Books of 2011 - Part 2 (But it's January...)

2011 was a standout year for non-fiction books of all misshapes and argumentative sizes...it's even more difficult to put these into critical context than it is fiction writing.

Nevertheless...

Norton publishing released R P Crease's marvellous 'World in the Balance;' a history of weights and measures, their attribution and their adoption, or not, by various countries. Or not. Crease makes a potentially dry subject highly amusing, fun even, emphasising the differences, highlighting the similarities. Hell, there's even a section on brassiere measurement - and that's incontrovertibly no bad thing.

'Hemingway's Boat,' as reviewed by Allan Massie, is as quixotic a read as the man himself. Tremendously entertaining, the book is, in many ways, similar to Hemingway's own, 'A Moveable Feast,' written when he was a young objet d'art living in Paris (the book begins after Papa's formative years spent carousing there).

What differentiates Paul Hendrickson's book from so many other biographies is that it counterbalances the warts and the all of a man often beleaguered by life, at odds with his crucial self, with his headstrong humanity - in all its rumbustiousness.



Paul Shaw has written a delightful book about an even more delightful subject - the New York City Subway System or, more specifically, its signage. For years, New York's underground signs were an indecipherable mess; difficult to read, nigh impossible to follow. Impeccably researched and gracefully written, it's the story of how a font changed a small, imperfectly formed part of the world for the better and to a new way of seeing.

Paul Shaw 'Helvetica and the New York City Subway System' MIT Press



Jon Ronson has written a number of entertaining, enlightening and informative books. Ronson's latest, 'The Psychopath Test,' follows in these footsteps - albeit following them wearing a pinstriped suit, a pair of Trickers brogues and a mePad. Above all, as Ronson says and writes, it shows how eager many of us are to recognise the marks of madness in other people, and to steadfastly ignore these hallmarks in ourselves.
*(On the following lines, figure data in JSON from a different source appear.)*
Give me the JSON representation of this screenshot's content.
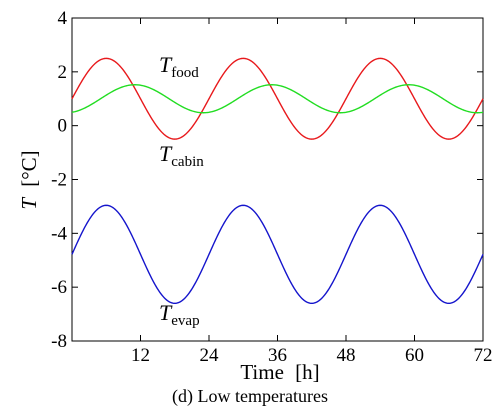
{
  "chart_data": {
    "type": "line",
    "xlabel": "Time",
    "xlabel_unit": "[h]",
    "ylabel": "T",
    "ylabel_unit": "[°C]",
    "xlim": [
      0,
      72
    ],
    "ylim": [
      -8,
      4
    ],
    "x_ticks": [
      12,
      24,
      36,
      48,
      60,
      72
    ],
    "y_ticks": [
      4,
      2,
      0,
      -2,
      -4,
      -6,
      -8
    ],
    "y_tick_labels": [
      "4",
      "2",
      "0",
      "-2",
      "-4",
      "-6",
      "-8"
    ],
    "grid": false,
    "series": [
      {
        "key": "food",
        "color": "#e8191c",
        "mean": 1.0,
        "amplitude": 1.5,
        "period_h": 24,
        "peak_h": 6,
        "label_main": "T",
        "label_sub": "food"
      },
      {
        "key": "cabin",
        "color": "#22dd22",
        "mean": 1.0,
        "amplitude": 0.52,
        "period_h": 24,
        "peak_h": 11,
        "label_main": "T",
        "label_sub": "cabin"
      },
      {
        "key": "evap",
        "color": "#1515cc",
        "mean": -4.78,
        "amplitude": 1.82,
        "period_h": 24,
        "peak_h": 6,
        "label_main": "T",
        "label_sub": "evap"
      }
    ]
  },
  "caption": "(d) Low temperatures"
}
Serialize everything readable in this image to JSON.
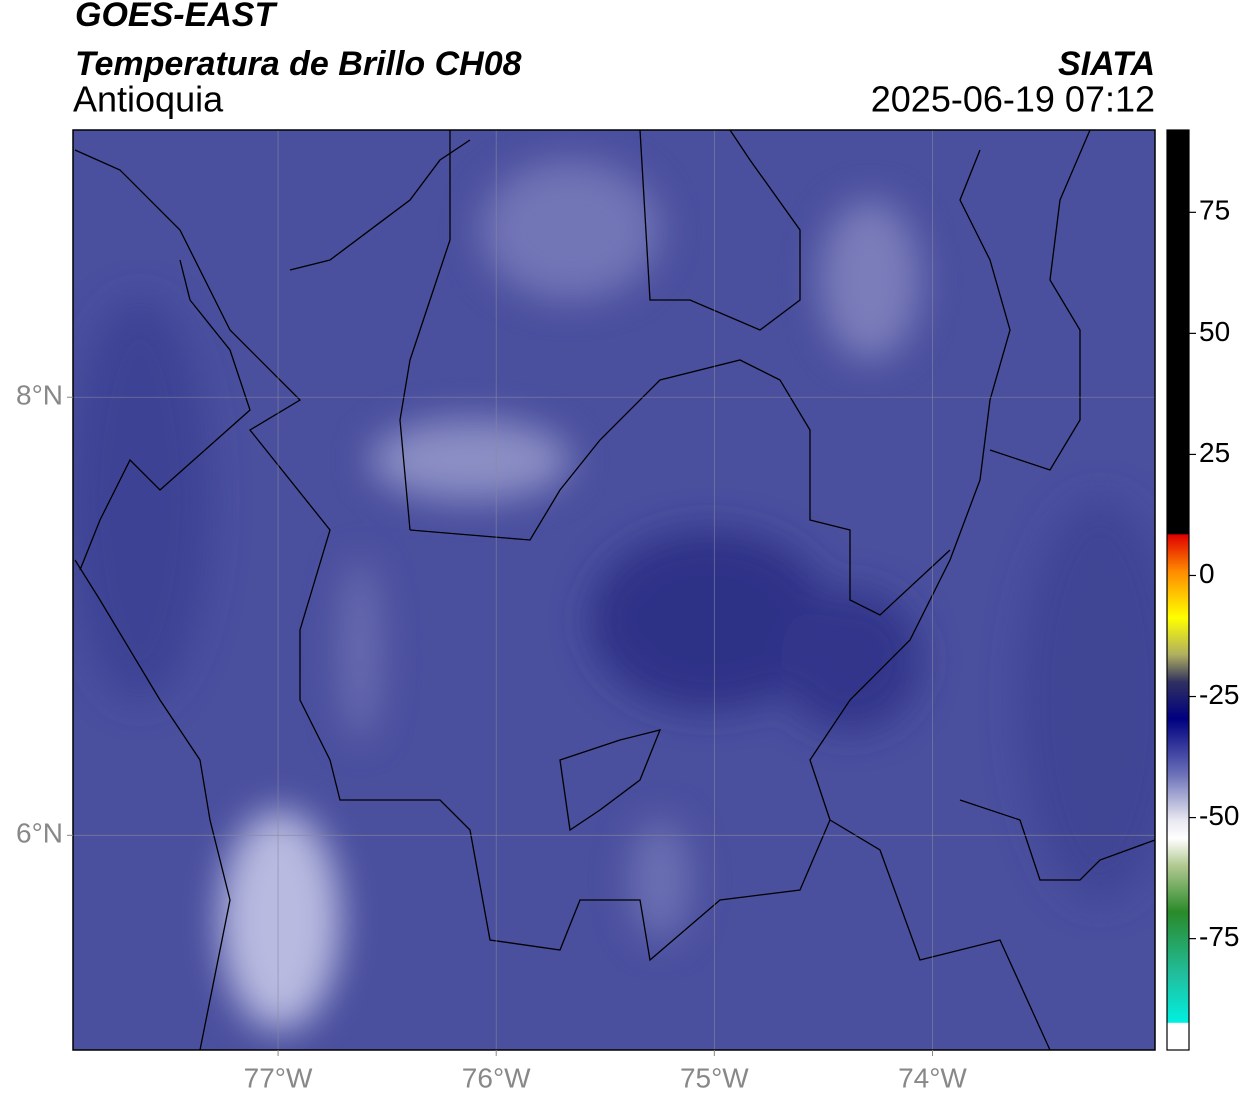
{
  "header": {
    "title": "GOES-EAST",
    "subtitle": "Temperatura de Brillo CH08",
    "region": "Antioquia",
    "source": "SIATA",
    "datetime": "2025-06-19 07:12"
  },
  "map": {
    "xlim": [
      -77.94,
      -72.98
    ],
    "ylim": [
      5.02,
      9.22
    ],
    "xticks": [
      {
        "value": -77,
        "label": "77°W"
      },
      {
        "value": -76,
        "label": "76°W"
      },
      {
        "value": -75,
        "label": "75°W"
      },
      {
        "value": -74,
        "label": "74°W"
      }
    ],
    "yticks": [
      {
        "value": 8,
        "label": "8°N"
      },
      {
        "value": 6,
        "label": "6°N"
      }
    ],
    "grid": true
  },
  "colorbar": {
    "lim": [
      -98,
      92
    ],
    "ticks": [
      75,
      50,
      25,
      0,
      -25,
      -50,
      -75
    ]
  }
}
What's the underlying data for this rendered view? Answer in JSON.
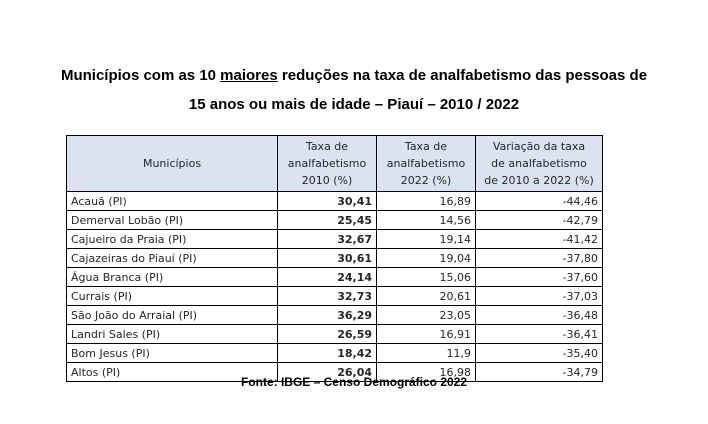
{
  "title": {
    "line1_prefix": "Municípios com as 10 ",
    "line1_underlined": "maiores",
    "line1_suffix": " reduções na taxa de analfabetismo das pessoas de",
    "line2": "15 anos ou mais de idade – Piauí – 2010 / 2022"
  },
  "table": {
    "headers": {
      "municipio": "Municípios",
      "taxa2010": [
        "Taxa de",
        "analfabetismo",
        "2010 (%)"
      ],
      "taxa2022": [
        "Taxa de",
        "analfabetismo",
        "2022 (%)"
      ],
      "variacao": [
        "Variação da taxa",
        "de analfabetismo",
        "de 2010 a 2022 (%)"
      ]
    },
    "rows": [
      {
        "municipio": "Acauã (PI)",
        "taxa2010": "30,41",
        "taxa2022": "16,89",
        "variacao": "-44,46"
      },
      {
        "municipio": "Demerval Lobão (PI)",
        "taxa2010": "25,45",
        "taxa2022": "14,56",
        "variacao": "-42,79"
      },
      {
        "municipio": "Cajueiro da Praia (PI)",
        "taxa2010": "32,67",
        "taxa2022": "19,14",
        "variacao": "-41,42"
      },
      {
        "municipio": "Cajazeiras do Piauí (PI)",
        "taxa2010": "30,61",
        "taxa2022": "19,04",
        "variacao": "-37,80"
      },
      {
        "municipio": "Água Branca (PI)",
        "taxa2010": "24,14",
        "taxa2022": "15,06",
        "variacao": "-37,60"
      },
      {
        "municipio": "Currais (PI)",
        "taxa2010": "32,73",
        "taxa2022": "20,61",
        "variacao": "-37,03"
      },
      {
        "municipio": "São João do Arraial (PI)",
        "taxa2010": "36,29",
        "taxa2022": "23,05",
        "variacao": "-36,48"
      },
      {
        "municipio": "Landri Sales (PI)",
        "taxa2010": "26,59",
        "taxa2022": "16,91",
        "variacao": "-36,41"
      },
      {
        "municipio": "Bom Jesus (PI)",
        "taxa2010": "18,42",
        "taxa2022": "11,9",
        "variacao": "-35,40"
      },
      {
        "municipio": "Altos (PI)",
        "taxa2010": "26,04",
        "taxa2022": "16,98",
        "variacao": "-34,79"
      }
    ]
  },
  "colors": {
    "header_background": "#dbe2f1",
    "border": "#000000",
    "table_text": "#262626"
  },
  "source": "Fonte: IBGE – Censo Demográfico 2022"
}
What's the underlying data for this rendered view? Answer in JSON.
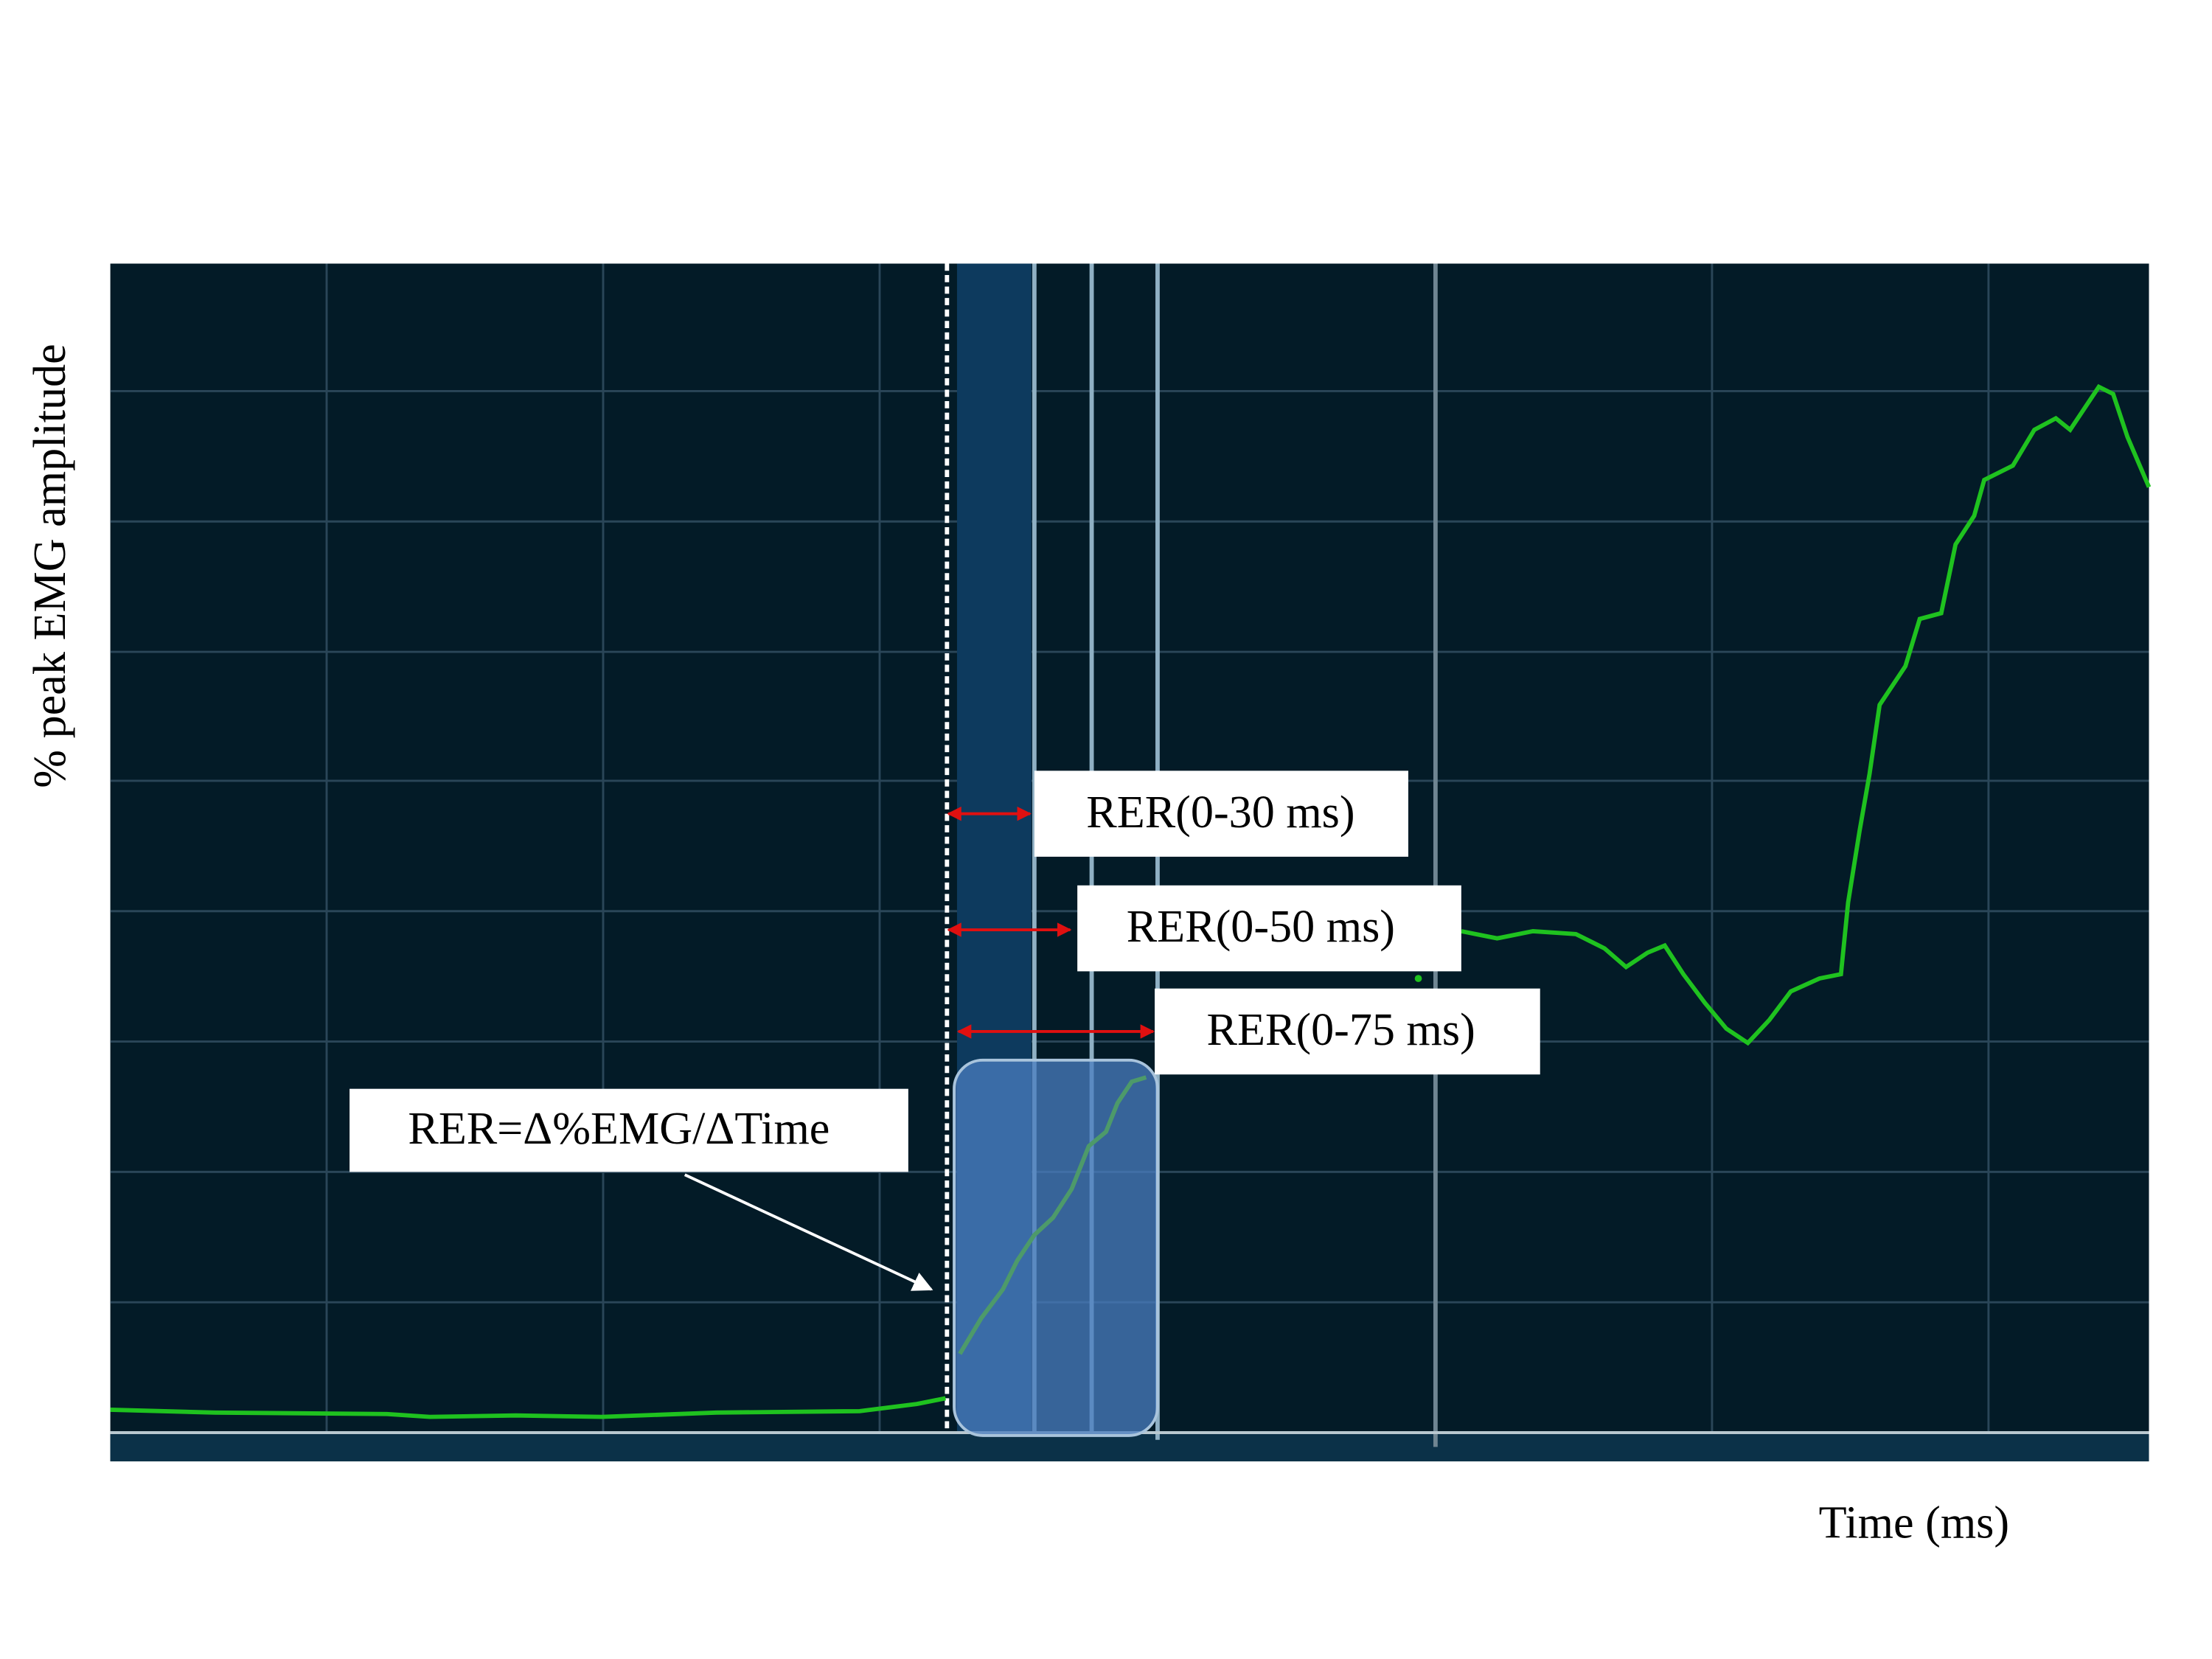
{
  "y_axis_label": "% peak EMG amplitude",
  "x_axis_label": "Time (ms)",
  "annotations": [
    "RER(0-30 ms)",
    "RER(0-50 ms)",
    "RER(0-75 ms)"
  ],
  "formula": "RER=Δ%EMG/ΔTime"
}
There have been other great books this year, too:

Daryl Gregory's collection of short stories, 'Unpossible and Other Stories,'

'Dream Repairman: Adventures in Film Editing by Jim Clark with John H Myers'

James Gleick 'The Information,'



In closing, it would be impossible not to mention Gabriel Ba and Fabio Moon's magnificent 'Day Tripper,' published by Vertigo. Undoubtedly one of THE books of this or any other year, the story, unlike so many graphic novels, grabs and gripes you from the start and never lets go - Ba and Moon have been rightly compared to another Vertigo alumnus, Neil Gaiman; both in terms of story-telling and, crucially, realisation - but their visions are undoubtedly their own.

So, finally, an end to 2011. And a beginning to 2012.